RLEC/LJCS vol.8 no.1 Braga jun. 2021  Epub 01-Maio-2023

https://doi.org/10.21814/rlec.3428 

Resenha

Recensão do livro A Cidade em Todas as Suas Formas

1Centro de Estudos de Comunicação e Sociedade, Instituto de Ciências Sociais, Universidade do Minho, Braga, Portugal


La Rocca, F. (2018). A cidade em todas as suas formas (A. A. Ramos, Trad.). Editora Sulina. (Trabalho original publicado em 2013)

A obra A Cidade em Todas as Suas Formas da autoria do sociólogo Fábio La Rocca, publicada em 2018 pela Editora Sulina, no Brasil, é a tradução para língua portuguesa da obra original publicada em 2013, pela CNRS Éditions, sob o mesmo título.

Com inúmeros trabalhos publicados nas temáticas de sociologia do imaginário, comunicação e média, sociologia visual, cidades e espaços urbanos, neste livro, dividido em quatro capítulos, Fábio La Rocca presenteia os leitores, ao longo das páginas, com um passeio apaixonado pelo universo citadino, sendo, assim, capaz de suscitar reflexões acuradas e atualizadas sobre as infinitas possibilidades urbanas em constante metamorfose. Frequentemente resgatando obras de Simmel, Heidegger, Baudrillard, Maffesoli, entre outros, é-nos fomentado um desassossego: afinal, é necessário aprender a pensar com os olhos as ambiências urbanas.

Com o intuito de elaborar uma flânerie literária pelos capítulos, passamos a registar abaixo algumas impressões e reflexões que a obra despertou.

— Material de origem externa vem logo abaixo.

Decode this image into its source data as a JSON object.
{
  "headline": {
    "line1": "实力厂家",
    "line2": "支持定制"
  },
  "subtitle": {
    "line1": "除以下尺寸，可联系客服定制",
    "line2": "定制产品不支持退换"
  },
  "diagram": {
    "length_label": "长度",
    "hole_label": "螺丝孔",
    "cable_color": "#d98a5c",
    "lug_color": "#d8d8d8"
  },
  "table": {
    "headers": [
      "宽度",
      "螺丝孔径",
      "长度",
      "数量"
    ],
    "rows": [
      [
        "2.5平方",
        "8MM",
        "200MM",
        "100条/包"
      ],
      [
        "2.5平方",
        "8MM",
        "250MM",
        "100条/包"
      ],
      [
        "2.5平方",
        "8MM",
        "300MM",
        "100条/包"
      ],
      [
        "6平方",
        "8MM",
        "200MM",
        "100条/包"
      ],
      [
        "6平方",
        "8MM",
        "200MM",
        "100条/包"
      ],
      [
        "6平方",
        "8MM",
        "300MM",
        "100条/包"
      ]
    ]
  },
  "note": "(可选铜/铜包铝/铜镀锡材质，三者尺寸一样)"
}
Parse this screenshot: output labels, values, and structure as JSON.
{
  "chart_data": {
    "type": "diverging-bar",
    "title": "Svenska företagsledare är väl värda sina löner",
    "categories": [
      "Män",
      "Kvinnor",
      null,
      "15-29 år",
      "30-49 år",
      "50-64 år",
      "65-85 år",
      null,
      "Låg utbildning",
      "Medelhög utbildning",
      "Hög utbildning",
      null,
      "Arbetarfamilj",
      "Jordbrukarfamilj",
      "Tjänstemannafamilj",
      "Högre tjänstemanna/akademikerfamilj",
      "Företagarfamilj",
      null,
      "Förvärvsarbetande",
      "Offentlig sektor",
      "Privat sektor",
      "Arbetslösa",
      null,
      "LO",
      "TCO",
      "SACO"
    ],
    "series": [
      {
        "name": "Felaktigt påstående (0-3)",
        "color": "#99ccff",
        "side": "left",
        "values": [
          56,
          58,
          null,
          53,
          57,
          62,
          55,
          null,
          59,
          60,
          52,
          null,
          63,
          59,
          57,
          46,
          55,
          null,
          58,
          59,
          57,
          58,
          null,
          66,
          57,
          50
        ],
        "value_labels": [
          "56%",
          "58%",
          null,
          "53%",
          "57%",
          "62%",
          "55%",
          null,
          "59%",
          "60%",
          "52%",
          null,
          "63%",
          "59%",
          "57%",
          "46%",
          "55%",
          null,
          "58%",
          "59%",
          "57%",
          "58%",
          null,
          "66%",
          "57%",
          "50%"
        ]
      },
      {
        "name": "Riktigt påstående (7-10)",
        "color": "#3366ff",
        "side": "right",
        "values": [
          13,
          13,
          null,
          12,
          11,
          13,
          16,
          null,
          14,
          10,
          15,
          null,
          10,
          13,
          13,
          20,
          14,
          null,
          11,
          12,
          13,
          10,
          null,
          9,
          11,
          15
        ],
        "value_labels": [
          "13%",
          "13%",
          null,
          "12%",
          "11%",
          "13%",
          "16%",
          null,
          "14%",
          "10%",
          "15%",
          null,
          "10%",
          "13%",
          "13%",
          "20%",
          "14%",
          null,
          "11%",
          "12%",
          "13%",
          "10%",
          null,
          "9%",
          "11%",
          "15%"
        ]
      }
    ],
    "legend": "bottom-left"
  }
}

Deambular por Ambiências Urbanas Numa Climatologia Atual

Numa primeira paragem, La Rocca apresenta, em forma de pergunta, uma síntese das próximas páginas. “De que maneira olhar a cidade?” (La Rocca, 2013/2018, p. 17). Haveria, perguntámos, uma maneira mais correta de ver o espaço urbano? Reconhecendo essa impossibilidade, é proposto pensar, então, em novas maneiras de perceber, com preender, sentir e viver a(s) cidade(s). Para isso, é necessário deambular por seus caminhos e experienciar sua “pele” arquitetónica, suas formas, estilos, identidades e fragmentos. Até que a urbe, como Calvino (1972/1990) refere, responda a uma pergunta nossa.

Nessa climatologia contemporânea, compreende-se a mudança de paradigma urbano que o La Rocca evoca. As cidades lineares, oriundas do racionalismo estrutural à Le Corbusier cedem espaço, como que numa ecdise, às cidades pós-modernas de Robert Venturi e Denise Scott-Brown, que preveem a explosão de formas, situações abertas e uma estética da diversidade.

Nessa deambulação urbana, forma e modalidades da cidade física são interpretadas ao lado da sensibilidade da experiência estética dos diferentes sujeitos responsáveis por dar sentido ao lugar. Esse encontro profícuo entre espaço e socialidade, resgatado sob a análise heideggeriana do “ser-cidade”, é elucidado como “um processo de elaboração simbólico do espaço que emerge nas práticas da vida quotidiana” (La Rocca, 2013/2018, p. 20).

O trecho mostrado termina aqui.